Un niño, su mundo y sus colores

Él interrumpe, gesticula, insulta; levanta el tono de voz, lo baja. Pide disculpas, se sonroja, engrana, se sincera. Llora, pero nunca se deja caer. Cuando se lo acorrala, cuando lo arrinconan, él suspira, toma aire y contraataca. Y se pone de pie. Leal y transparente, nunca se calla.

Mueve los hombros, mira a su alrededor y se acomoda el sombrero. Palmea en su improvisado tambor: una oxidada lata, un poco de pegamento y cinco cintas, una encima de otra. Rojo, azul, dorado, verde y naranja. Su personalidad expresada en una paleta de colores. Su ira y su ternura. Sus ceños fruncidos y el hoyuelo que se dibuja en su cachete.

Desafía como un torero, recula como un niño. Exige explicaciones, esconde sus respuestas. Espía con la atención de un agente secreto, se distrae con la facilidad de un pajarito. Entonces vuela, reposa, mira para los costados, revolotea y parte. Nunca estará en donde lo encontraste la última vez.
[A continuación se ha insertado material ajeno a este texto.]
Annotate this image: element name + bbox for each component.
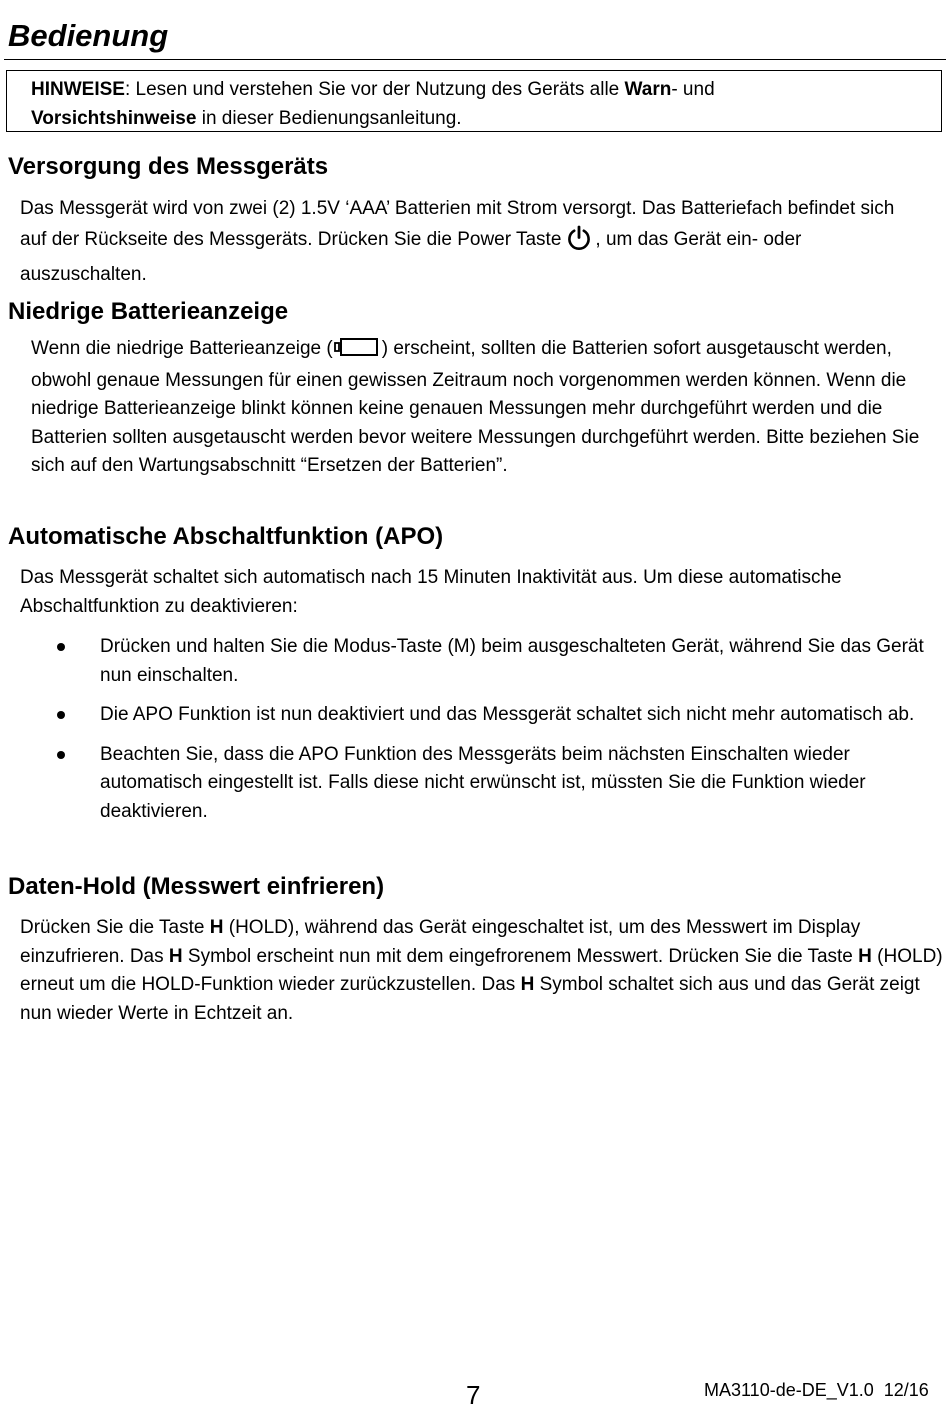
hold-symbol: H <box>168 945 183 967</box>
list-item-text: Die APO Funktion ist nun deaktiviert und das Messgerät schaltet sich nicht mehr automatisch ab. <box>100 704 915 725</box>
section-heading-apo: Automatische Abschaltfunktion (APO) <box>8 523 444 550</box>
list-item-text: Beachten Sie, dass die APO Funktion des Messgeräts beim nächsten Einschalten wieder automatisch eingestellt ist. Falls diese nicht erwünscht ist, müssten Sie die Funktion wieder deaktivieren. <box>100 743 866 822</box>
list-item <box>20 633 945 690</box>
notice-label: HINWEISE <box>31 79 125 100</box>
low-battery-text: Wenn die niedrige Batterieanzeige ( <box>31 338 333 359</box>
notice-box <box>6 70 942 132</box>
low-battery-text: ) erscheint, sollten die Batterien sofort ausgetauscht werden, obwohl genaue Messungen für einen gewissen Zeitraum noch vorgenommen werden können. Wenn die niedrige Batterieanzeige blinkt können keine genauen Messungen mehr durchgeführt werden und die Batterien sollten ausgetauscht werden bevor weitere Messungen durchgeführt werden. Bitte beziehen Sie sich auf den Wartungsabschnitt “Ersetzen der Batterien”. <box>31 338 920 476</box>
bullet-icon <box>57 751 65 759</box>
power-icon <box>565 224 593 262</box>
list-item-text: Drücken und halten Sie die Modus-Taste (M) beim ausgeschalteten Gerät, während Sie das Gerät nun einschalten. <box>100 636 924 686</box>
notice-text: : Lesen und verstehen Sie vor der Nutzung des Geräts alle <box>124 79 625 100</box>
data-hold-text: (HOLD), während das Gerät eingeschaltet ist, um des Messwert im Display einzufrieren. Das <box>20 917 861 967</box>
power-supply-text: , um das Gerät ein- oder auszuschalten. <box>20 228 802 285</box>
list-item <box>20 741 945 827</box>
hold-symbol: H <box>209 917 224 938</box>
power-supply-text: Das Messgerät wird von zwei (2) 1.5V ‘AAA’ Batterien mit Strom versorgt. Das Batteriefach befindet sich auf der Rückseite des Messgeräts. Drücken Sie die Power Taste <box>20 198 895 250</box>
power-supply-paragraph <box>20 195 920 290</box>
bullet-icon <box>57 643 65 651</box>
data-hold-text: Drücken Sie die Taste <box>20 917 210 938</box>
section-heading-power-supply: Versorgung des Messgeräts <box>8 153 329 180</box>
battery-icon <box>334 337 380 367</box>
notice-text: - und <box>671 79 715 100</box>
notice-bold-caution: Vorsichtshinweise <box>31 107 197 129</box>
data-hold-text: (HOLD) erneut um die HOLD-Funktion wieder zurückzustellen. Das <box>20 945 943 995</box>
page-title: Bedienung <box>8 18 169 53</box>
data-hold-paragraph <box>20 914 946 1028</box>
bullet-icon <box>57 711 65 719</box>
data-hold-text: Symbol erscheint nun mit dem eingefrorenem Messwert. Drücken Sie die Taste <box>182 945 859 967</box>
document-id: MA3110-de-DE_V1.0 12/16 <box>704 1380 929 1400</box>
title-divider <box>4 59 946 60</box>
data-hold-text: Symbol schaltet sich aus und das Gerät zeigt nun wieder Werte in Echtzeit an. <box>20 974 920 1024</box>
section-heading-data-hold: Daten-Hold (Messwert einfrieren) <box>8 873 385 900</box>
page-number: 7 <box>466 1380 481 1410</box>
hold-symbol: H <box>520 974 535 995</box>
list-item <box>20 701 945 730</box>
low-battery-paragraph <box>31 335 931 481</box>
notice-text: in dieser Bedienungsanleitung. <box>196 107 462 129</box>
notice-bold-warn: Warn <box>624 79 672 100</box>
hold-symbol: H <box>858 945 872 967</box>
apo-bullet-list <box>20 633 945 837</box>
apo-intro-paragraph: Das Messgerät schaltet sich automatisch nach 15 Minuten Inaktivität aus. Um diese automatische Abschaltfunktion zu deaktivieren: <box>20 567 842 617</box>
section-heading-low-battery: Niedrige Batterieanzeige <box>8 298 289 325</box>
Habla como compinche, aconseja como padre y se escuda como un hijo. Es un obsesivo y un apasionado; pero su norte siempre es el equilibrio. Hasta cuando parece que se suelta, inmediatamente se desacelera. Se arrepiente de sus decisiones, entra en crisis, sale y repite los errores. Se equivoca, insiste. Es exigente consigo mismo, con su entorno, con la vida. Reclama lealtad, exhibe confianza. Mira al cielo, aunque prefiere los pies sobre la tierra. Sueña, pero nunca cierra los ojos para evitar las sorpresas. En su universo nada queda librado a su suerte. Todo, absolutamente todo, debe marchar en un perfecto orden. Si es impar desde el principio, es impar hasta el final. Y si es par, todo va de dos en dos. Se refugia, contraataca, avanza, retrocede. Lee por todo lo que no se anima a escribir. Hiperquinético y frontal, ríe a carcajadas. Él está soñando que todo ese orden se descontractura. No quiere que lo despierten.